Day 1 : ‘Thanks guys, that was a good meeting. I feel like we got a lot of things on the table and made some progress. See you next month’.
Next time the team meets : ‘Haven’t we already had this conversation? I thought we agreed that last time. Why hasn’t anything happened?’
Many of us would love to have the first statement (unfortunately too many of our meetings don’t feel like they have been of value), so it seems like a crime when a meeting that was productive doesn’t lead to productive action.
As Paul Axtell writes in his HBR article ‘Two things to do after every meeting’, “there are a number of reasons why the productive conversations in a meeting seemingly go nowhere. Attendees are often immediately running to another meeting where their attention shifts to a new set of issues. Or people leave the meeting without clarity about what was agreed upon.”
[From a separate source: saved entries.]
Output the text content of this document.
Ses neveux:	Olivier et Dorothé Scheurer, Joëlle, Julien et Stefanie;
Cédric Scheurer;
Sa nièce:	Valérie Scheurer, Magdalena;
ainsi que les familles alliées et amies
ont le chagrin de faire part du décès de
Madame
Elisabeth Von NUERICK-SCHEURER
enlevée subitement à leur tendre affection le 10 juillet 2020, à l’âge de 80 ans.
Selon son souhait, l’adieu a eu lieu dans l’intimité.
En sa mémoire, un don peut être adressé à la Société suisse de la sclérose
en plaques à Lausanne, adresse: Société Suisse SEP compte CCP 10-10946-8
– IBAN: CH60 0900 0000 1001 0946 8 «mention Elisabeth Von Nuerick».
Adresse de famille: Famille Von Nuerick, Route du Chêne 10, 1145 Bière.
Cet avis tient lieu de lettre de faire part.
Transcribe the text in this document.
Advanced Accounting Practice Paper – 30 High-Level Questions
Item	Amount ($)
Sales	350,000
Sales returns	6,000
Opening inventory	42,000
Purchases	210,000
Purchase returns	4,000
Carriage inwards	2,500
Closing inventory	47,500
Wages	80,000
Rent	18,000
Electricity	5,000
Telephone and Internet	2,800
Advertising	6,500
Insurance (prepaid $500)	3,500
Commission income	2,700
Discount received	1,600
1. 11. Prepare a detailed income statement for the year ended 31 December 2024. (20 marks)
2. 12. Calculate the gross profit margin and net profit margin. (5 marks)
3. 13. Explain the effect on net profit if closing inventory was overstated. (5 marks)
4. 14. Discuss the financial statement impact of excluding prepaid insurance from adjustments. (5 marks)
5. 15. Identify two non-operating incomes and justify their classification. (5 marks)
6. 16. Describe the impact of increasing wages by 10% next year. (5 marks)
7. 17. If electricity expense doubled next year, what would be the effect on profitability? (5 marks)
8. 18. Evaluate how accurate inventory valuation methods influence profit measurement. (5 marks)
So what can you do about it?
These seem like really obvious things to do, but unfortunately that doesn’t mean they happen!
Quite simply – as soon as you can,
- Send out concise meeting notes and document who has committed to doing what.
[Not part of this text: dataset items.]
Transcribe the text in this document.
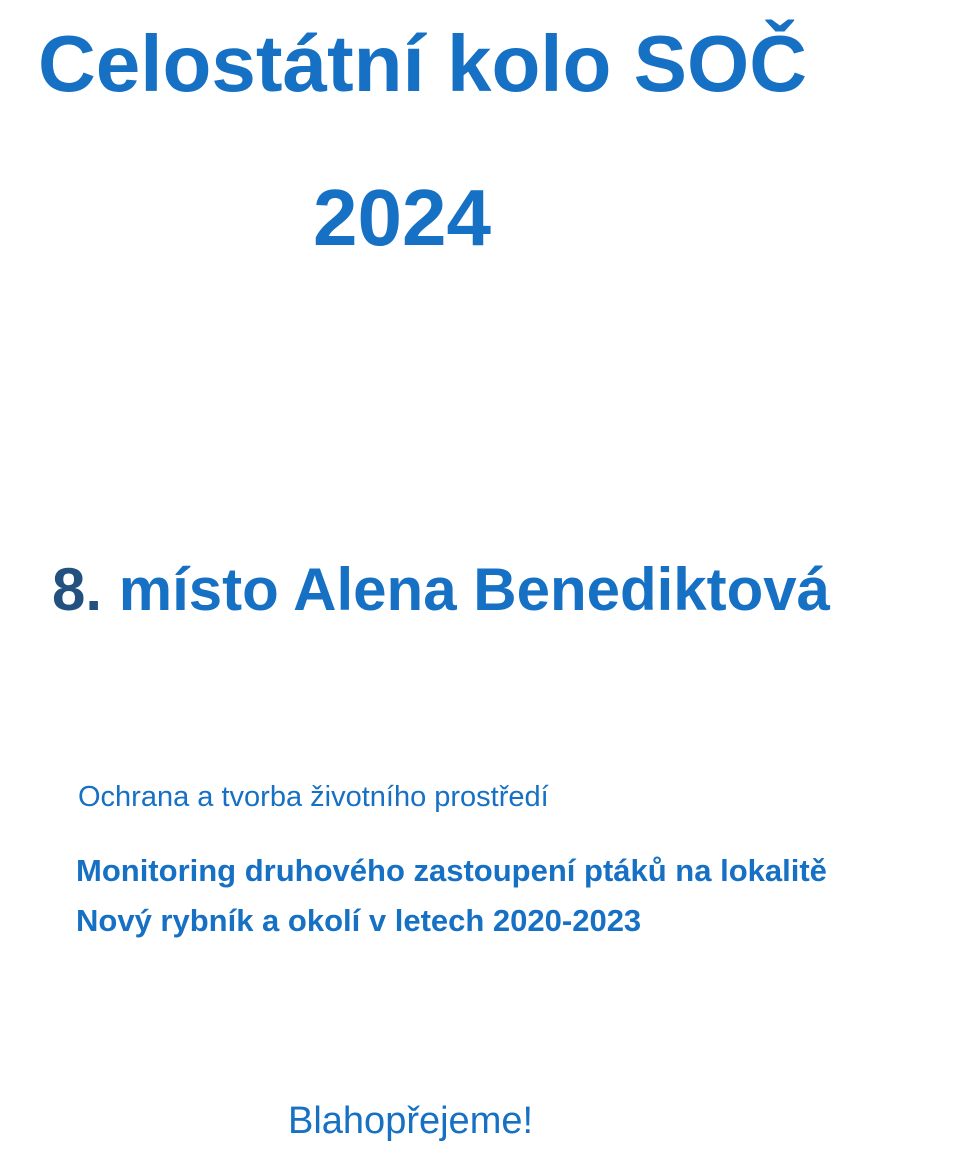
Celostátní kolo SOČ
2024
8. místo Alena Benediktová

Ochrana a tvorba životního prostředí

Monitoring druhového zastoupení ptáků na lokalitě

Nový rybník a okolí v letech 2020-2023

Blahopřejeme!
- And then follow on the commitments people have made.
If you don’t capture the conversation and put into a form that can be easily retrieved later, the thinking and the agreements can be lost. As Axtell writes : “Here’s what works: Distribute concise, clear notes about the meeting. A single page will suffice for most meetings. This page should summarise the key points and the specific commitments for each topic, so that non-attendees have a sense of what happened and all have a record of who will take further action.”
Axtell suggests these should be written and distributed within 24 hours, if not sooner. This helps send the message that the commitments were important and helps demonstrate a sense of urgency.
Follow up on Commitments
- Before a new topic is discussed, pause to agree on next steps. Identify the specific commitments and document clear deadlines.
- Be mindful of other priorities and allow people to set reasonable deadlines.
- Don’t use the automatic “by the next meeting” as the due date. It is important to think about what timing make the most sense.
- Respectfully communicate that you expect each commitment will be fulfilled as agreed , and request that if something comes up, that they will get in touch to discuss a revised time frame.
- Decide an appropriate person too check in at appropriate intervals to make sure that the commitments will be met or re-evaluated if something unexpected comes up.
People are always complaining about spending too much time in meetings. Working on designing and then running meetings better will help to lessen this problem, as will making sure all commitments from a meeting have been documented and followed up after the meeting. These latter steps will help make future meetings more productive – and maybe even redundant!